Gaza Strip May Be Uninhabitable After Bombardment

After whole neighborhoods were leveled and bombs and tank fire blasted houses, schools, and hospitals, the area in northern Gaza is now a barren moonscape because of Israel’s military onslaught.

Due to the escalating ground conflict, about one million Palestinians have left the northern region, including Gaza City, the capital. As displaced families try to comprehend the magnitude of the disaster and their future in the aftermath of the conflict, any sense of relief will be swiftly replaced by fear.

Astonishing devastation and the loss of over 13,000 Palestinian lives have resulted from the Israeli army’s use of heavy bombs in densely populated residential areas. According to Hamas, Israel is carelessly attacking people, and the group disputes the accusation. Nearly half of Gaza’s structures have been either damaged or destroyed, turning the whole northern region into a giant ghost town. Many people question if Gaza can ever recover since the United Nations estimates that 1.7 million people have been made homeless.

The World Health Organization reports that 27 out of 35 hospitals in Gaza have been rendered inoperable due to the ongoing conflict. Destroying other essential infrastructure will have long-term effects. The United Nations reports that the whole enclave has been leveled, destroying grain mills and bakeries as well as agricultural, water, and sanitary infrastructure.
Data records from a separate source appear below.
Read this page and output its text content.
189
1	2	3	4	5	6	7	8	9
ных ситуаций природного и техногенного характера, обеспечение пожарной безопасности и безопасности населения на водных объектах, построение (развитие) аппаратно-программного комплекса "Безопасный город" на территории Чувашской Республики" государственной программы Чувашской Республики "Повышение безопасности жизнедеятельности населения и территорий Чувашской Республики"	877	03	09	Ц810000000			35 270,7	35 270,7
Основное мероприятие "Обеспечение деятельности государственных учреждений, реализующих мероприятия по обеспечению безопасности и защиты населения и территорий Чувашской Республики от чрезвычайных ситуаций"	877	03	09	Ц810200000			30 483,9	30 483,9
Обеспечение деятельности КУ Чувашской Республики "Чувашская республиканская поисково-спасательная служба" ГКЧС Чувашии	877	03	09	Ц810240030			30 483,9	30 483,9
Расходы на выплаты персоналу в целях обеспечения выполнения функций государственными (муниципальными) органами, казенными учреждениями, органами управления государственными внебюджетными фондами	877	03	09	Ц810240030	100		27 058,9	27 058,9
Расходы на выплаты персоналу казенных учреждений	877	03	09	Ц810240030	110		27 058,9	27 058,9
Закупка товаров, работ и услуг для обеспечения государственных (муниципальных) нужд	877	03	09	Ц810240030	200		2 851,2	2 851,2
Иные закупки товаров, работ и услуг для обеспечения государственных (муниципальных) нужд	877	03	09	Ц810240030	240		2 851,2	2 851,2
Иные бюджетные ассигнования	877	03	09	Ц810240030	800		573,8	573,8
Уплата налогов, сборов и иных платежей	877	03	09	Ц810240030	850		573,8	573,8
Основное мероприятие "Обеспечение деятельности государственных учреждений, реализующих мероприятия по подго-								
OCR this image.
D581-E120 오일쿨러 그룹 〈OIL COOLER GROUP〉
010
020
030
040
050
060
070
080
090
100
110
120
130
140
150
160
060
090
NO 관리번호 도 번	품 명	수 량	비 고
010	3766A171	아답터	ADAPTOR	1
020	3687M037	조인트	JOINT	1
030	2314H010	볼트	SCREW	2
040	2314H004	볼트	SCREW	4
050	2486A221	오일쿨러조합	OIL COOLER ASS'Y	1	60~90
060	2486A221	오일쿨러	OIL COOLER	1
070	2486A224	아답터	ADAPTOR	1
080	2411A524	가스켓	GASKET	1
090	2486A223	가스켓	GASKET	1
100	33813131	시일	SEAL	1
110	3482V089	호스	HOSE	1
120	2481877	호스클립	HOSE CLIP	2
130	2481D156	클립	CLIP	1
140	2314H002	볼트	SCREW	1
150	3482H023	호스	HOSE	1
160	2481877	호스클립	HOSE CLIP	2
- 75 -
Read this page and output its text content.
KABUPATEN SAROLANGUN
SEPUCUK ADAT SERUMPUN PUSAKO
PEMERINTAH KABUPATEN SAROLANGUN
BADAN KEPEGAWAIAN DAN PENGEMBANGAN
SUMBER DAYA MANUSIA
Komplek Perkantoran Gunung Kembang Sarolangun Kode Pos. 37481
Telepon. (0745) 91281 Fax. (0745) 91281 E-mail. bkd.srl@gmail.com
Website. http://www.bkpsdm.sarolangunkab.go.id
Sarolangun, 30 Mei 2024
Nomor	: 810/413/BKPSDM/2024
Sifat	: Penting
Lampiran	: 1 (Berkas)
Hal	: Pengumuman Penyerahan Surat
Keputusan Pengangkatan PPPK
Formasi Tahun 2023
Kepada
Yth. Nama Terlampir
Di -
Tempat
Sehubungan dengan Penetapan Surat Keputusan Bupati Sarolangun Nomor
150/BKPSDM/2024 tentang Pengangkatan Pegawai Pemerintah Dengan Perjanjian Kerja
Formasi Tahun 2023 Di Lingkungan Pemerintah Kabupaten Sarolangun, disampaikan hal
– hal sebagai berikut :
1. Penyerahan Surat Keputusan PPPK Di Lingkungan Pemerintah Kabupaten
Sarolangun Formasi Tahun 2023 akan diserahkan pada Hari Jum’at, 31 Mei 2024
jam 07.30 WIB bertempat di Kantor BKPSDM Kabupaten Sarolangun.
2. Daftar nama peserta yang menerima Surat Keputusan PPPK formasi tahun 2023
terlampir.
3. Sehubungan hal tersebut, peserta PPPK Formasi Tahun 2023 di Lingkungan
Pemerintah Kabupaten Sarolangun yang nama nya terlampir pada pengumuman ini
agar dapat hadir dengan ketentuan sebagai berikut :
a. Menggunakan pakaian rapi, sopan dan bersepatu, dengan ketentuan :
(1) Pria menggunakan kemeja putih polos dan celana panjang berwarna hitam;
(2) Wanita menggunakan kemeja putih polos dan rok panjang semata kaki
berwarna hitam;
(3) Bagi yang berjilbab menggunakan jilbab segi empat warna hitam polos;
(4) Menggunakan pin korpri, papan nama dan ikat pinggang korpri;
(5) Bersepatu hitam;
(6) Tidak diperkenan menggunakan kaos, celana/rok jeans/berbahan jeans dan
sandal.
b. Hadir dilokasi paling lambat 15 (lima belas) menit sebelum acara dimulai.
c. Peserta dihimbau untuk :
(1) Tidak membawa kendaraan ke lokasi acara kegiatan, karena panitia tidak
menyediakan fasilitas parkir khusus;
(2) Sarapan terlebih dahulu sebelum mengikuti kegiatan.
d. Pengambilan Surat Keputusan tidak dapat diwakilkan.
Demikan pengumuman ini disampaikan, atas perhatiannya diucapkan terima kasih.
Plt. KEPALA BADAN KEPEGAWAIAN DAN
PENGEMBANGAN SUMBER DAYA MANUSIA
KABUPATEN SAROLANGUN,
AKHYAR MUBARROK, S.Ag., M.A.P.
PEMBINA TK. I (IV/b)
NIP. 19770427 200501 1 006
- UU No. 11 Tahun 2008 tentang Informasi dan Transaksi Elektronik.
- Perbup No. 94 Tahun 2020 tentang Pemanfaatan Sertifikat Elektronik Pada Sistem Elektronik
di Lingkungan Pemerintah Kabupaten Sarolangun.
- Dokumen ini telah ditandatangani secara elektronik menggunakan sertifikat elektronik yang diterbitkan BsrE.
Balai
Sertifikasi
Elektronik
Additionally, more than 41,000 dwellings are deemed uninhabitable due to the destruction.

Based on the data, the southern part of Gaza, which is experiencing a humanitarian catastrophe due to a lack of food, water, and fuel, has not been hit as hard as other areas.

Meanwhile, displaced families must decide where to live.

Israel has urged people in southern Gaza to flee to Muwasi, while inhabitants of Gaza have called for evacuation advisories because of the recent rise in damage. Israel and Hamas are now in the process of negotiating a four-day ceasefire that would enable more humanitarian supplies to reach Gaza and allow the swap of Israeli captives for Palestinian inmates.

The Palestinians, who have dubbed this mass evacuation the “nakba” or “catastrophe,” are opposed to leaving Gaza, while some have quietly acknowledged that they will not be able to remain until the conflict is over. It would take decades for Gaza to recover to its previous condition, and the $5 billion restoration work in Shijaiyah and across the territory is still underway.